Литмир - Электронная Библиотека

— Убийство… это так страшно? Это нельзя… простить?

И вот тут мне стало совсем фигово. Я поняла. Поднявшись, я осторожно взяла парня за руки и начала мягко гладить ледяные ладони пальцами, а затем тихо сказала:

— Смотря ради чего человек убивал. Батюшки говорят, что если человек убивает на войне, это допустимо. А еще я думаю, что ради защиты родных и друзей, ради самозащиты… да даже просто ради защиты человека, попавшего в беду, убить можно. А вот убийств ради наживы или развлечения я не понимаю. Не понимаю маньяков, хоть и знаю, что они больны, не понимаю тех, кто готов прибить любого ради ста рублей. Но ты ведь не такой, Фран.

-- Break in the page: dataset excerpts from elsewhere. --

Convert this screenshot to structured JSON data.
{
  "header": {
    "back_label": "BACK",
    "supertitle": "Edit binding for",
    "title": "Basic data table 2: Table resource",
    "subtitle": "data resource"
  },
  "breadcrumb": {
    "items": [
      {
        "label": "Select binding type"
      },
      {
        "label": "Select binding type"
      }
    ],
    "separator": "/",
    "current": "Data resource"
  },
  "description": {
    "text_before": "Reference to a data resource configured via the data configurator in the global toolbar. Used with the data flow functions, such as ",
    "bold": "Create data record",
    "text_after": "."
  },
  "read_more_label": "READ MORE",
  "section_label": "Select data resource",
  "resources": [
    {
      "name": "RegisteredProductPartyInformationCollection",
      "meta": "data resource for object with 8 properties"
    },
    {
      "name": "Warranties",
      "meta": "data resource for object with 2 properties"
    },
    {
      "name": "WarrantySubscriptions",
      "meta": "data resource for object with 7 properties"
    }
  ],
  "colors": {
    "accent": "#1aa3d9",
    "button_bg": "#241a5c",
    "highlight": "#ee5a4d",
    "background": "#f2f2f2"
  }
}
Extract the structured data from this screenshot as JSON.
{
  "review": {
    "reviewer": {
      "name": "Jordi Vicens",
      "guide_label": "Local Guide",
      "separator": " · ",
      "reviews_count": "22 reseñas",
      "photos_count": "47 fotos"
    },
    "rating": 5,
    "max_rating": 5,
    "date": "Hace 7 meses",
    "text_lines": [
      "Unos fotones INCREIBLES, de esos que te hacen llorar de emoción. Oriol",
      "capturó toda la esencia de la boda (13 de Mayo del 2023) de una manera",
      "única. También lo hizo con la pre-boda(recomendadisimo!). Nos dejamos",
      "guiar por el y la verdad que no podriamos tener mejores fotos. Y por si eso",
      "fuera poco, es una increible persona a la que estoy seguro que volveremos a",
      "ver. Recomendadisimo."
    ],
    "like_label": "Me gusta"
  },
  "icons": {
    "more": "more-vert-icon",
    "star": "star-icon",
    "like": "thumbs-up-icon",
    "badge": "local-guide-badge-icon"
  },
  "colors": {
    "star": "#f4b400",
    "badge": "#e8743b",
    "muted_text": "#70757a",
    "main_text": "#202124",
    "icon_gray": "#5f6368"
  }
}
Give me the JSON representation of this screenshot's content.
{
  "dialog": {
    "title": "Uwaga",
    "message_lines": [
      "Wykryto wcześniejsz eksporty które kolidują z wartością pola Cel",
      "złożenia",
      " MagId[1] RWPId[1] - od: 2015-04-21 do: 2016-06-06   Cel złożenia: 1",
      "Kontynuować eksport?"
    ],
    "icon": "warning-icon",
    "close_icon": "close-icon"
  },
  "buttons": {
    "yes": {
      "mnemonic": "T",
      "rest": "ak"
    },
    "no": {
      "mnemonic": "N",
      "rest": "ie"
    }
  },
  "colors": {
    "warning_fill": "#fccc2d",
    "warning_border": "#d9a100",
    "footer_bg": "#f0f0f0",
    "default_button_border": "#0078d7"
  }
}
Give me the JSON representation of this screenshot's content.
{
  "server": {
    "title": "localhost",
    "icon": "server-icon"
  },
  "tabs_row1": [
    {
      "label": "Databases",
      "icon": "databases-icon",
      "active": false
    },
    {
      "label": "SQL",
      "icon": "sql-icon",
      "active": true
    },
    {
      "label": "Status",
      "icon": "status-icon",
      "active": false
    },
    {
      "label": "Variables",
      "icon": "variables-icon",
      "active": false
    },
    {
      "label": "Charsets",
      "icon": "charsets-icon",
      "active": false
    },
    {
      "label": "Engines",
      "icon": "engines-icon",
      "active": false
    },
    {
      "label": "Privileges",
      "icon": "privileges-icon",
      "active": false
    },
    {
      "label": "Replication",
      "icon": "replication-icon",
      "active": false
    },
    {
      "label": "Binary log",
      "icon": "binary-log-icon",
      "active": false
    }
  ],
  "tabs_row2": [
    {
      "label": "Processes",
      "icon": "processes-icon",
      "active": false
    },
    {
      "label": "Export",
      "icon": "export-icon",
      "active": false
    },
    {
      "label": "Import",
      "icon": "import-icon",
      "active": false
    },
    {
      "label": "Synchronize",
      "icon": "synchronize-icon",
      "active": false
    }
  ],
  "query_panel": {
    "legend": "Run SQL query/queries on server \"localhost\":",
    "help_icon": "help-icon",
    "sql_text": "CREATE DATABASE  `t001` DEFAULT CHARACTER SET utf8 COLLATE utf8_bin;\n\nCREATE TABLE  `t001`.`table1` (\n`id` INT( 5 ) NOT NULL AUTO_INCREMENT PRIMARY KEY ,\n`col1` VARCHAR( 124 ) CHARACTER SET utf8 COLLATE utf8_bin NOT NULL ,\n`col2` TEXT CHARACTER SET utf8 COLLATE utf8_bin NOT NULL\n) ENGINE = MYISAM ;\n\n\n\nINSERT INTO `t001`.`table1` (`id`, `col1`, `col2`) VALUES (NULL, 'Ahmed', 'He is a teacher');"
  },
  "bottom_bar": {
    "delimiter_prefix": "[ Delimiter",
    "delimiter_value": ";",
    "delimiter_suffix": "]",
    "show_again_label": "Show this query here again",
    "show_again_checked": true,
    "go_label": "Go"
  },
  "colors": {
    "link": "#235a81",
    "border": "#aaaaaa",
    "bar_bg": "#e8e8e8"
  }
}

— Не знаю, — пробормотал он, упорно глядя на картину Шишкина. Предгрозовое небо странно контрастировало с залитой лучами солнца поляной, и я вдруг поняла, почему он так любил это полотно. Просто оно такое же, как и он сам: внешнее спокойствие и мрак, ужас и боль, выжигающие душу дотла, внутри… — Учитель нашел меня, когда мне было семь. Взял к себе. Учил пользоваться… его оружием, — я вздрогнула. Неужели это та гадина сделала из Франа того, кем он являлся — человеком, убившим в себе эмоции и отгородившимся от мира ради того, чтобы ему не плюнули в душу?.. — Он учил меня убивать и говорил, что это допустимо ради цели. Но у меня не было цели — я просто существовал рядом с ним, потому что мне больше некуда было идти. Я не мог вернуться домой, я не мог уйти — от таких, как учитель, не уходят. Я к нему немного привязался, потому что он обо мне заботился, но в то же время я его немного ненавидел, потому что он… В общем, я не мог уйти и не хотел. А потом он велел мне идти к тем, кто был с фальшивым Принцем, и я остался с ними. И там мне пригодились навыки, вбитые в меня учителем. Но я не знаю, ради чего я убивал. Я не задумывался об этом. Мне приказывали — я выполнял. И всё.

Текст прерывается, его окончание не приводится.